Nach Barcelona stellte Koch seine Ernährung um
Seit der WM hat sich bei Marco Koch auch einiges verändert – vor allen Dingen außerhalb des Beckens. „Ich bin offen dafür, neue Sachen zu testen, um noch mehr aus mir rauszuholen“, sagte er. Der 20-malige Deutsche Meister stellte nach der WM bei einem Bluttest fest, dass er von diversen Allergien geplagt wird. „Ich habe daraufhin meine Ernährung umgestellt und ernähre mich jetzt glutenfrei, fast vegan“, erzählte er. Das Ergebnis ist deutlich sichtbar: Im Vergleich zur Weltmeisterschaft vor einem Jahr wirkt Koch schlanker und austrainierter. Er fühlt sich auch besser. „Ich kann härter trainieren und regeneriere schneller“, sagte er. „Ich habe fünf Kilo abgenommen und bin trotzdem stärker geworden.“ Natürlich habe er auch schon mal Lust auf eine Pizza oder einen Burger, „aber wenn man doch mal so etwas isst, merkt man schon: Das ist nicht so geil.“
Nicht nur in Sachen Ernährung geht Marco Koch eigene Wege. Im Gegensatz zu den meisten anderen deutschen Schwimmern trainiert er an keinem Bundesstützpunkt, sondern zuhause in Darmstadt. Seine Mutter kocht viel für ihn, damit er seinen Ernährungsplan einhalten kann, „allein ist das mit dem Trainingspensum ja kaum zu schaffen“. Der Erfolg gibt ihm Recht: Der Brustspezialist schwimmt konstant auf hohem Niveau, geht keinem Wettkampf und keinem Gegner aus dem Weg und tritt auch in Berlin mit großem Selbstbewusstsein auf. Auch im Finale war er von sich überzeugt. „Als ich auf die letzte Bahn gegangen bin und Murdoch nicht direkt neben mir war, war ich mir schon ziemlich sicher, dass es klappt“, sagte er.

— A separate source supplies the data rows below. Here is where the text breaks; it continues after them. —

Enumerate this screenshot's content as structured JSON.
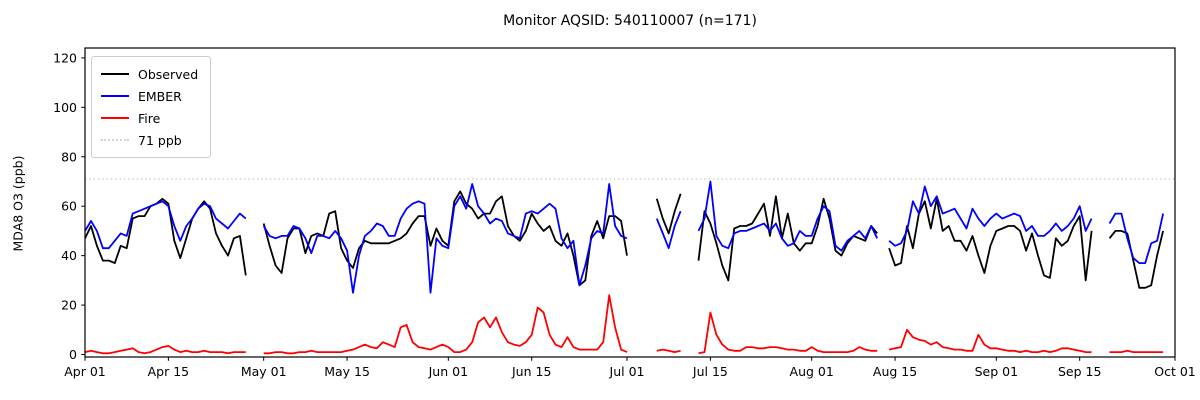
{
  "figure": {
    "title": "Monitor AQSID: 540110007 (n=171)",
    "ylabel": "MDA8 O3 (ppb)"
  },
  "legend": {
    "items": [
      {
        "label": "Observed",
        "color": "#000000",
        "style": "solid"
      },
      {
        "label": "EMBER",
        "color": "#0000ff",
        "style": "solid"
      },
      {
        "label": "Fire",
        "color": "#ff0000",
        "style": "solid"
      },
      {
        "label": "71 ppb",
        "color": "#d3d3d3",
        "style": "dotted"
      }
    ]
  },
  "chart_data": {
    "type": "line",
    "title": "Monitor AQSID: 540110007 (n=171)",
    "xlabel": "",
    "ylabel": "MDA8 O3 (ppb)",
    "n_points": 171,
    "x_start": "Apr 01",
    "x_end": "Oct 01",
    "x_days_total": 184,
    "ylim": [
      -1,
      124
    ],
    "grid": false,
    "legend_position": "upper left",
    "y_ticks": [
      {
        "value": 0,
        "label": "0"
      },
      {
        "value": 20,
        "label": "20"
      },
      {
        "value": 40,
        "label": "40"
      },
      {
        "value": 60,
        "label": "60"
      },
      {
        "value": 80,
        "label": "80"
      },
      {
        "value": 100,
        "label": "100"
      },
      {
        "value": 120,
        "label": "120"
      }
    ],
    "x_ticks": [
      {
        "day": 0,
        "label": "Apr 01"
      },
      {
        "day": 14,
        "label": "Apr 15"
      },
      {
        "day": 30,
        "label": "May 01"
      },
      {
        "day": 44,
        "label": "May 15"
      },
      {
        "day": 61,
        "label": "Jun 01"
      },
      {
        "day": 75,
        "label": "Jun 15"
      },
      {
        "day": 91,
        "label": "Jul 01"
      },
      {
        "day": 105,
        "label": "Jul 15"
      },
      {
        "day": 122,
        "label": "Aug 01"
      },
      {
        "day": 136,
        "label": "Aug 15"
      },
      {
        "day": 153,
        "label": "Sep 01"
      },
      {
        "day": 167,
        "label": "Sep 15"
      },
      {
        "day": 183,
        "label": "Oct 01"
      }
    ],
    "threshold": {
      "value": 71,
      "label": "71 ppb",
      "color": "#d3d3d3",
      "style": "dotted"
    },
    "series": [
      {
        "name": "Observed",
        "color": "#000000",
        "values": [
          47,
          52,
          44,
          38,
          38,
          37,
          44,
          43,
          55,
          56,
          56,
          60,
          61,
          63,
          61,
          46,
          39,
          47,
          55,
          59,
          62,
          59,
          49,
          44,
          40,
          47,
          48,
          32,
          null,
          null,
          53,
          44,
          36,
          33,
          47,
          51,
          51,
          41,
          48,
          49,
          48,
          57,
          58,
          43,
          38,
          35,
          43,
          46,
          45,
          45,
          45,
          45,
          46,
          47,
          49,
          53,
          56,
          56,
          44,
          51,
          46,
          44,
          62,
          66,
          61,
          59,
          55,
          57,
          57,
          62,
          64,
          52,
          48,
          46,
          50,
          57,
          53,
          50,
          52,
          46,
          44,
          49,
          40,
          28,
          30,
          48,
          54,
          47,
          56,
          56,
          54,
          40,
          null,
          null,
          null,
          null,
          63,
          55,
          49,
          58,
          65,
          null,
          null,
          38,
          58,
          53,
          45,
          36,
          30,
          51,
          52,
          52,
          53,
          57,
          61,
          48,
          64,
          47,
          57,
          45,
          42,
          45,
          45,
          52,
          63,
          55,
          42,
          40,
          45,
          48,
          47,
          46,
          52,
          49,
          null,
          43,
          36,
          37,
          52,
          43,
          57,
          62,
          51,
          63,
          50,
          52,
          46,
          46,
          42,
          48,
          40,
          33,
          44,
          50,
          51,
          52,
          52,
          50,
          42,
          49,
          40,
          32,
          31,
          47,
          44,
          46,
          52,
          56,
          30,
          50,
          null,
          null,
          47,
          50,
          50,
          49,
          38,
          27,
          27,
          28,
          40,
          50,
          null,
          null
        ]
      },
      {
        "name": "EMBER",
        "color": "#0000ff",
        "values": [
          50,
          54,
          50,
          43,
          43,
          46,
          49,
          48,
          57,
          58,
          59,
          60,
          61,
          62,
          60,
          52,
          46,
          52,
          55,
          59,
          61,
          60,
          55,
          53,
          51,
          54,
          57,
          55,
          null,
          null,
          52,
          48,
          47,
          48,
          48,
          52,
          51,
          47,
          41,
          48,
          48,
          47,
          50,
          47,
          42,
          25,
          40,
          48,
          50,
          53,
          52,
          48,
          48,
          55,
          59,
          61,
          62,
          61,
          25,
          47,
          44,
          43,
          60,
          64,
          59,
          69,
          60,
          57,
          53,
          55,
          54,
          49,
          48,
          47,
          57,
          58,
          57,
          59,
          61,
          59,
          47,
          43,
          46,
          28,
          36,
          47,
          50,
          49,
          69,
          52,
          48,
          47,
          null,
          null,
          null,
          null,
          55,
          49,
          43,
          52,
          58,
          null,
          null,
          50,
          55,
          70,
          48,
          44,
          43,
          49,
          50,
          50,
          51,
          52,
          53,
          50,
          53,
          47,
          44,
          45,
          50,
          48,
          48,
          55,
          60,
          58,
          44,
          42,
          46,
          48,
          50,
          47,
          52,
          47,
          null,
          46,
          44,
          45,
          50,
          62,
          57,
          68,
          60,
          64,
          57,
          58,
          59,
          55,
          51,
          59,
          55,
          52,
          55,
          57,
          55,
          56,
          57,
          56,
          50,
          52,
          48,
          48,
          50,
          53,
          50,
          52,
          55,
          60,
          50,
          55,
          null,
          null,
          53,
          57,
          57,
          47,
          39,
          37,
          37,
          45,
          46,
          57,
          null,
          null
        ]
      },
      {
        "name": "Fire",
        "color": "#ff0000",
        "values": [
          1,
          1.5,
          1,
          0.5,
          0.5,
          1,
          1.5,
          2,
          2.5,
          1,
          0.5,
          1,
          2,
          3,
          3.5,
          2,
          1,
          1.5,
          1,
          1,
          1.5,
          1,
          1,
          1,
          0.5,
          1,
          1,
          1,
          null,
          null,
          0.5,
          0.5,
          1,
          1,
          0.5,
          0.5,
          1,
          1,
          1.5,
          1,
          1,
          1,
          1,
          1,
          1.5,
          2,
          3,
          4,
          3,
          2.5,
          5,
          4,
          3,
          11,
          12,
          5,
          3,
          2.5,
          2,
          3,
          4,
          3,
          1,
          1,
          2,
          5,
          13,
          15,
          11,
          15,
          9,
          5,
          4,
          3.5,
          5,
          8,
          19,
          17,
          8,
          4,
          3,
          7,
          3,
          2,
          2,
          2,
          2,
          5,
          24,
          11,
          2,
          1,
          null,
          null,
          null,
          null,
          1.5,
          2,
          1.5,
          1,
          1.5,
          null,
          null,
          0.5,
          1,
          17,
          8,
          4,
          2,
          1.5,
          1.5,
          3,
          3,
          2.5,
          2.5,
          3,
          3,
          2.5,
          2,
          2,
          1.5,
          1.5,
          3,
          1.5,
          1,
          1,
          1,
          1,
          1,
          1.5,
          3,
          2,
          1.5,
          1.5,
          null,
          2,
          2.5,
          3,
          10,
          7,
          6,
          5.5,
          4,
          5,
          3,
          2.5,
          2,
          2,
          1.5,
          1.5,
          8,
          4,
          2.5,
          2.5,
          2,
          1.5,
          1.5,
          1,
          1.5,
          1,
          1,
          1.5,
          1,
          1.5,
          2.5,
          2.5,
          2,
          1.5,
          1,
          1,
          null,
          null,
          1,
          1,
          1,
          1.5,
          1,
          1,
          1,
          1,
          1,
          1,
          null,
          null
        ]
      }
    ]
  }
}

Noch mehr als über den Titel freute sich Marco Koch über seine Zeit: Er blieb erstmals in seiner Karriere unter 2:08 Minuten und unterbot seinen fünf Jahre alten Deutschen Rekord. „Das war immer mein Ziel, ich habe nie mit Medaillen gerechnet.“, sagte er. „Als ich angekommen bin, habe ich natürlich gesehen, dass ich Erster bin.“ Und dann auch noch die Zeit – „das war einfach perfekt“.